Kuala lumpur: Resilient domestic demand and contained underlying inflation are anticipated to allow Bank Negara Malaysia (BNM) to maintain the overnight policy rate (OPR) at 2.75 percent throughout 2026, according to Kenanga Investment Bank Bhd (Kenanga IB).

According to BERNAMA News Agency, Kenanga IB noted in a research report that while headline inflation has remained stable, ongoing disruptions around the Strait of Hormuz present potential risks due to increased costs of imported fuel, fertiliser, and logistics. The investment bank emphasized that maintaining policy stability should remain a central goal. It stated that the combination of heightened external uncertainties and a relatively stable ringgit affords the central bank ample flexibility to keep the OPR unchanged.

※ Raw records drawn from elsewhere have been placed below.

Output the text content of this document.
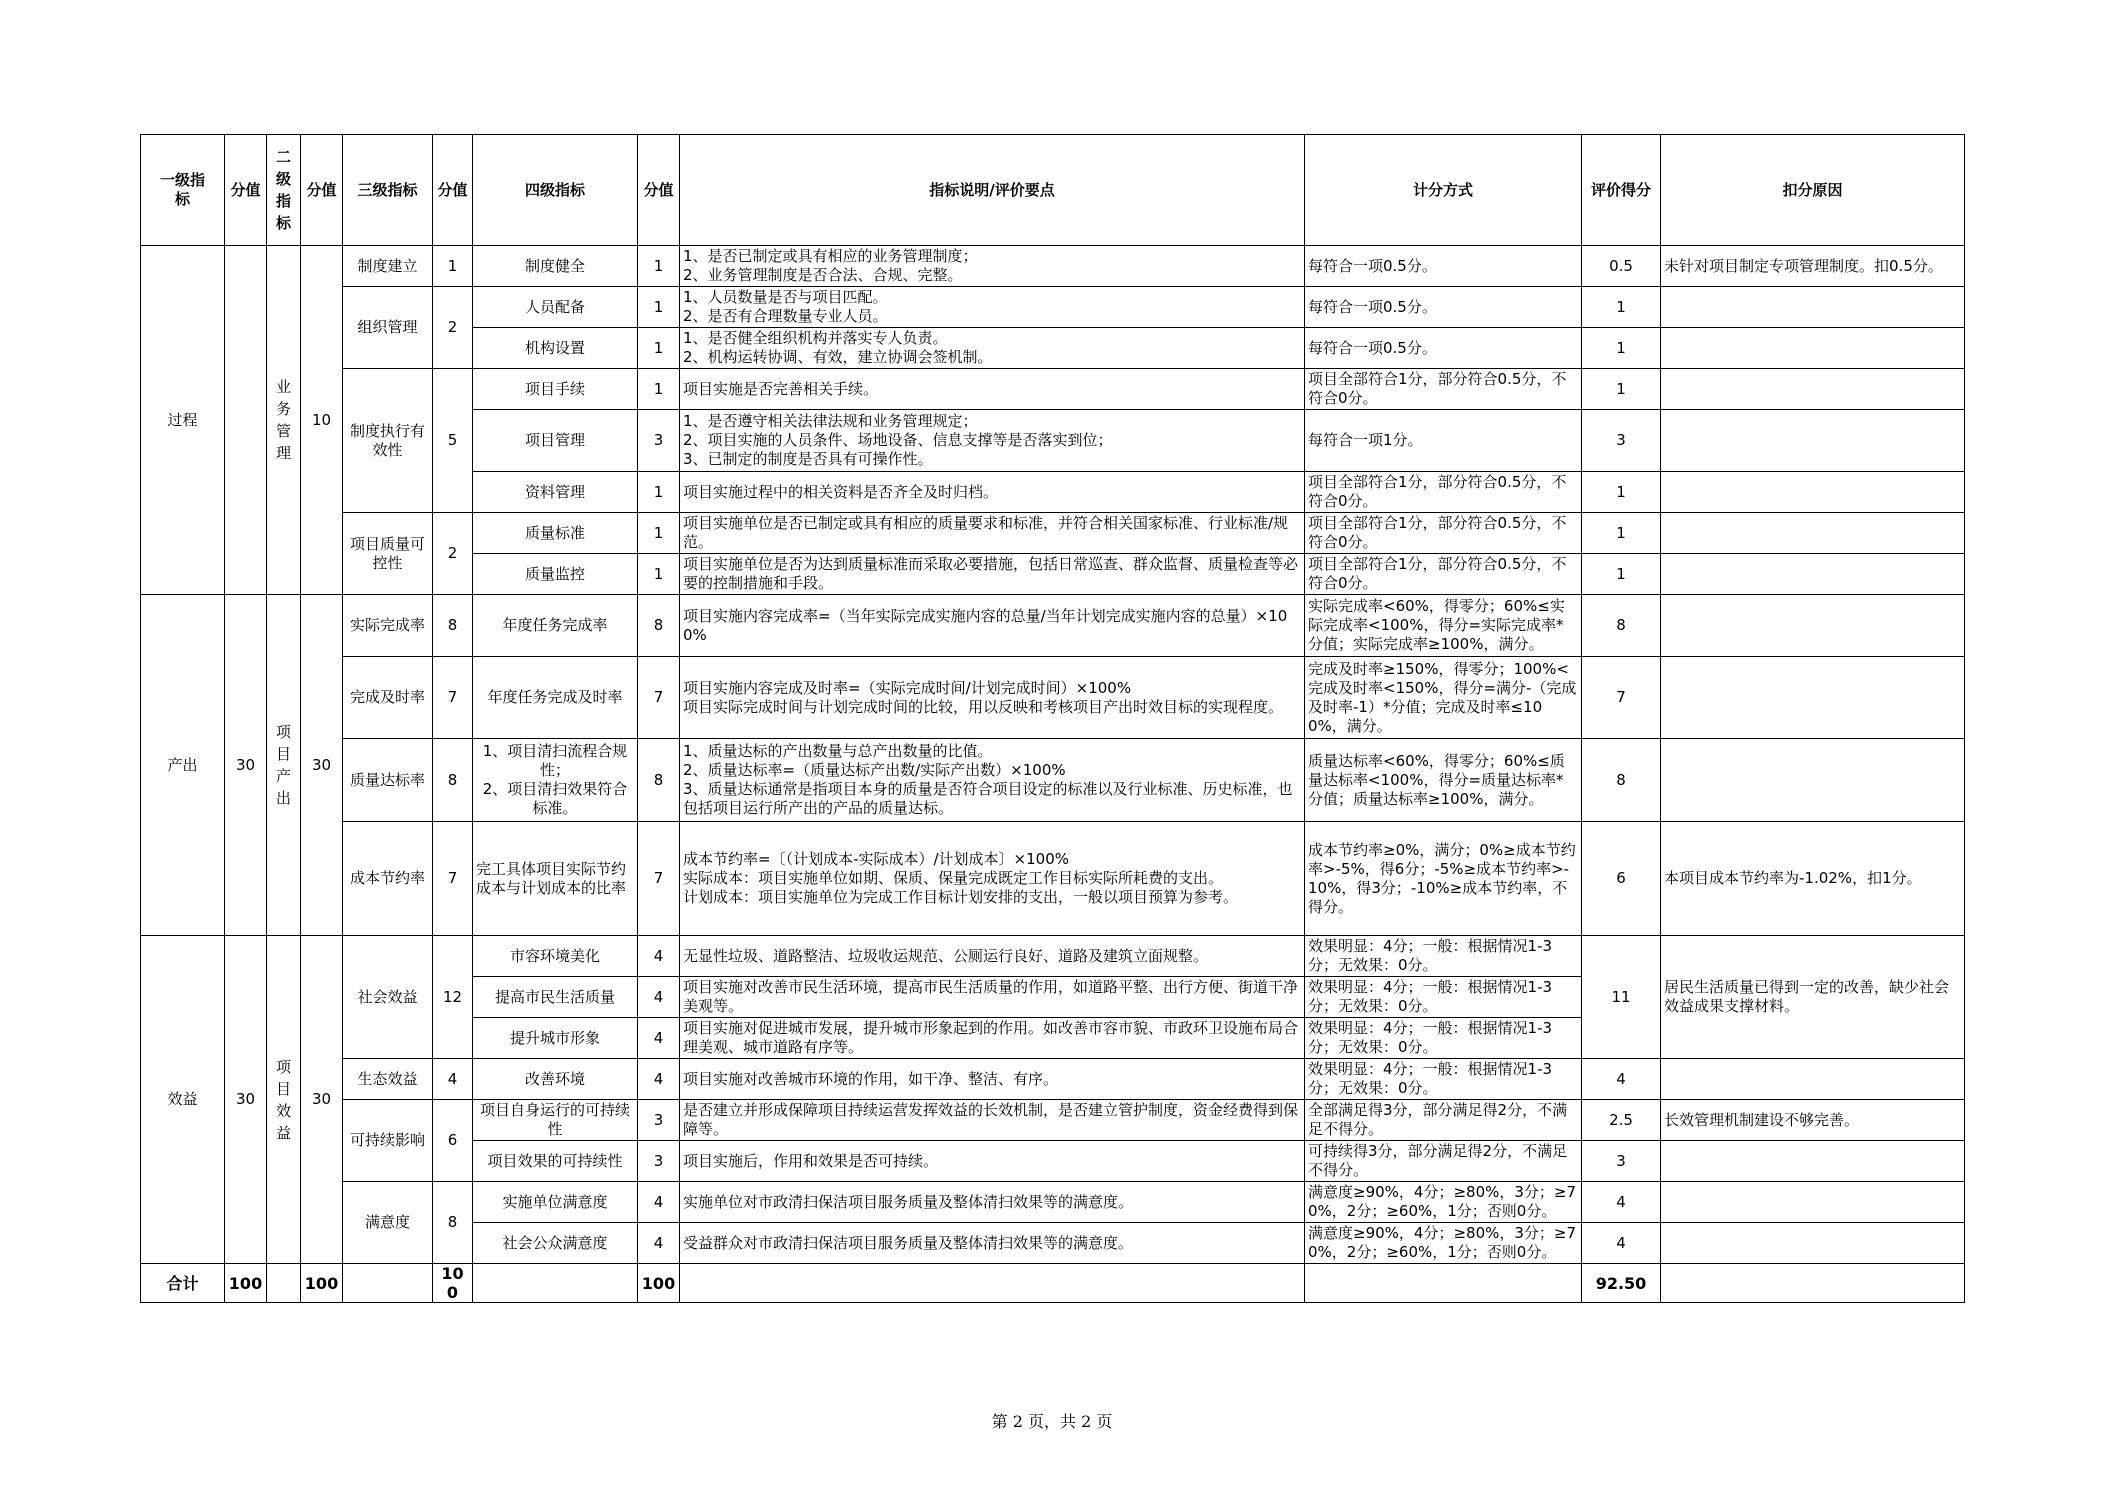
一级指标	分值	二级指标	分值	三级指标	分值	四级指标	分值	指标说明/评价要点	计分方式	评价得分	扣分原因
过程		业务管理	10	制度建立	1	制度健全	1	1、是否已制定或具有相应的业务管理制度；
2、业务管理制度是否合法、合规、完整。	每符合一项0.5分。	0.5	未针对项目制定专项管理制度。扣0.5分。
				组织管理	2	人员配备	1	1、人员数量是否与项目匹配。
2、是否有合理数量专业人员。	每符合一项0.5分。	1	
						机构设置	1	1、是否健全组织机构并落实专人负责。
2、机构运转协调、有效，建立协调会签机制。	每符合一项0.5分。	1	
				制度执行有效性	5	项目手续	1	项目实施是否完善相关手续。	项目全部符合1分，部分符合0.5分，不符合0分。	1	
						项目管理	3	1、是否遵守相关法律法规和业务管理规定；
2、项目实施的人员条件、场地设备、信息支撑等是否落实到位；
3、已制定的制度是否具有可操作性。	每符合一项1分。	3	
						资料管理	1	项目实施过程中的相关资料是否齐全及时归档。	项目全部符合1分，部分符合0.5分，不符合0分。	1	
				项目质量可控性	2	质量标准	1	项目实施单位是否已制定或具有相应的质量要求和标准，并符合相关国家标准、行业标准/规范。	项目全部符合1分，部分符合0.5分，不符合0分。	1	
						质量监控	1	项目实施单位是否为达到质量标准而采取必要措施，包括日常巡查、群众监督、质量检查等必要的控制措施和手段。	项目全部符合1分，部分符合0.5分，不符合0分。	1	
产出	30	项目产出	30	实际完成率	8	年度任务完成率	8	项目实施内容完成率=（当年实际完成实施内容的总量/当年计划完成实施内容的总量）×100%	实际完成率<60%，得零分；60%≤实际完成率<100%，得分=实际完成率*分值；实际完成率≥100%，满分。	8	
				完成及时率	7	年度任务完成及时率	7	项目实施内容完成及时率=（实际完成时间/计划完成时间）×100%
项目实际完成时间与计划完成时间的比较，用以反映和考核项目产出时效目标的实现程度。	完成及时率≥150%，得零分；100%<完成及时率<150%，得分=满分-（完成及时率-1）*分值；完成及时率≤100%，满分。	7	
				质量达标率	8	1、项目清扫流程合规性；
2、项目清扫效果符合标准。	8	1、质量达标的产出数量与总产出数量的比值。
2、质量达标率=（质量达标产出数/实际产出数）×100%
3、质量达标通常是指项目本身的质量是否符合项目设定的标准以及行业标准、历史标准，也包括项目运行所产出的产品的质量达标。	质量达标率<60%，得零分；60%≤质量达标率<100%，得分=质量达标率*分值；质量达标率≥100%，满分。	8	
				成本节约率	7	完工具体项目实际节约成本与计划成本的比率	7	成本节约率=〔（计划成本-实际成本）/计划成本〕×100%
实际成本：项目实施单位如期、保质、保量完成既定工作目标实际所耗费的支出。
计划成本：项目实施单位为完成工作目标计划安排的支出，一般以项目预算为参考。	成本节约率≥0%，满分；0%≥成本节约率>-5%，得6分；-5%≥成本节约率>-10%，得3分；-10%≥成本节约率，不得分。	6	本项目成本节约率为-1.02%，扣1分。
效益	30	项目效益	30	社会效益	12	市容环境美化	4	无显性垃圾、道路整洁、垃圾收运规范、公厕运行良好、道路及建筑立面规整。	效果明显：4分；一般：根据情况1-3分；无效果：0分。	11	居民生活质量已得到一定的改善，缺少社会效益成果支撑材料。
						提高市民生活质量	4	项目实施对改善市民生活环境，提高市民生活质量的作用，如道路平整、出行方便、街道干净美观等。	效果明显：4分；一般：根据情况1-3分；无效果：0分。		
						提升城市形象	4	项目实施对促进城市发展，提升城市形象起到的作用。如改善市容市貌、市政环卫设施布局合理美观、城市道路有序等。	效果明显：4分；一般：根据情况1-3分；无效果：0分。		
				生态效益	4	改善环境	4	项目实施对改善城市环境的作用，如干净、整洁、有序。	效果明显：4分；一般：根据情况1-3分；无效果：0分。	4	
				可持续影响	6	项目自身运行的可持续性	3	是否建立并形成保障项目持续运营发挥效益的长效机制，是否建立管护制度，资金经费得到保障等。	全部满足得3分，部分满足得2分，不满足不得分。	2.5	长效管理机制建设不够完善。
						项目效果的可持续性	3	项目实施后，作用和效果是否可持续。	可持续得3分，部分满足得2分，不满足不得分。	3	
				满意度	8	实施单位满意度	4	实施单位对市政清扫保洁项目服务质量及整体清扫效果等的满意度。	满意度≥90%，4分；≥80%，3分；≥70%，2分；≥60%，1分；否则0分。	4	
						社会公众满意度	4	受益群众对市政清扫保洁项目服务质量及整体清扫效果等的满意度。	满意度≥90%，4分；≥80%，3分；≥70%，2分；≥60%，1分；否则0分。	4	
合计	100		100		100		100			92.50	
第 2 页，共 2 页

Kenanga IB also discussed its year-end forecast for the US dollar to ringgit exchange rate, which it expects to remain at 3.95. This prediction is influenced more by the anticipated structural weakening of the US dollar rather than specific cuts in US Federal Reserve interest rates. The forecast is further supported by factors such as reserve diversification, portfolio reallocation, and growing concerns about US fiscal sustainability.

The investment bank highlighted that domestic economic fundamentals are robust, as evidenced by foreign currency deposits reaching a record RM305.8 billion in April. This figure underscores the substantial potential for conversion into the ringgit over time. However, Kenanga IB cautioned that risks are becoming more balanced. While geopolitical tensions in West Asia could sustain higher oil prices, inflation expectations, and demand for the US dollar, domestic political developments are increasingly viewed as a key source of market sensitivity.